From the composer:
I have chosen this collection of texts to tell a story of the Native American woman- a story that she might tell to her child while she rocked the child to sleep. We begin with a lullaby (partially borrowed from a Chippewa lullaby) sung gently to a child, and then she begins to tell the story of herself. In "Song of Basket-Weaving" she asks the Cedar tree (mother) to prepare her for love, for bearing children, and for becoming a woman. In "Song of the Blue-Corn Dance" she work with other women to harvest corn.
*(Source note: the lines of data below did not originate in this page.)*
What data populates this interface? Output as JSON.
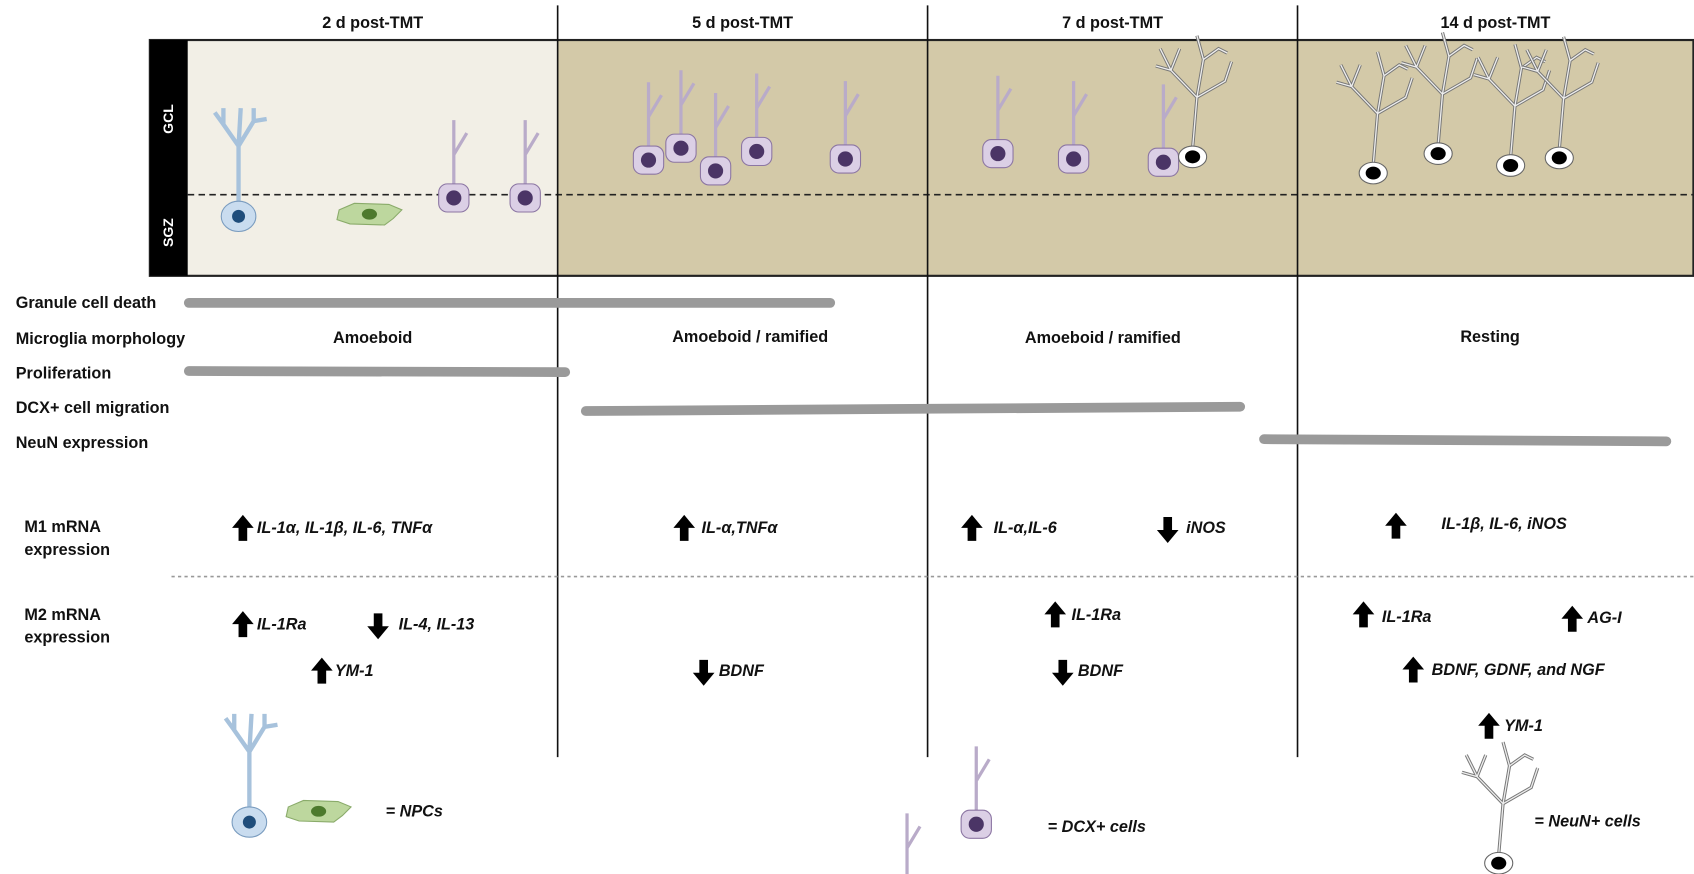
{
  "columns": [
    "2 d post-TMT",
    "5 d post-TMT",
    "7 d post-TMT",
    "14 d post-TMT"
  ],
  "layers": [
    "GCL",
    "SGZ"
  ],
  "rows": [
    "Granule cell death",
    "Microglia morphology",
    "Proliferation",
    "DCX+ cell migration",
    "NeuN expression"
  ],
  "microglia": [
    "Amoeboid",
    "Amoeboid / ramified",
    "Amoeboid / ramified",
    "Resting"
  ],
  "m1_label": [
    "M1 mRNA",
    "expression"
  ],
  "m2_label": [
    "M2 mRNA",
    "expression"
  ],
  "m1": [
    "IL-1α, IL-1β, IL-6, TNFα",
    "IL-α,TNFα",
    "IL-α,IL-6",
    "iNOS",
    "IL-1β, IL-6, iNOS"
  ],
  "m2": [
    "IL-1Ra",
    "IL-4, IL-13",
    "YM-1",
    "BDNF",
    "IL-1Ra",
    "BDNF",
    "IL-1Ra",
    "AG-I",
    "BDNF, GDNF, and NGF",
    "YM-1"
  ],
  "legend": [
    "= NPCs",
    "= DCX+ cells",
    "= NeuN+ cells"
  ]
}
Falling in Love, she sings a slightly giddy song "Oh I am Thinking" which evolves into a string and steadfast song in "Love Song from the Andes". Then her lover comes to her in "Love Song" but it is not too long after that he leaves her for Sault St Marie in Michigan, never to return again (I interpret this as death- he's gone away, maybe to fight, or to hunt, but he will never return to his lover). We assume at this point in the story that the child she sings to is their child, and she is telling the story of their love. The story ends how it begins, with the woman back in the present, continuing to sing a lullaby to her child as life goes on, without her love by her side.
This work was commissioned and premiered by Aryn Day Sweeney, with funding provided by the Indiana Arts Commission in 2014. It comes as two performance scores.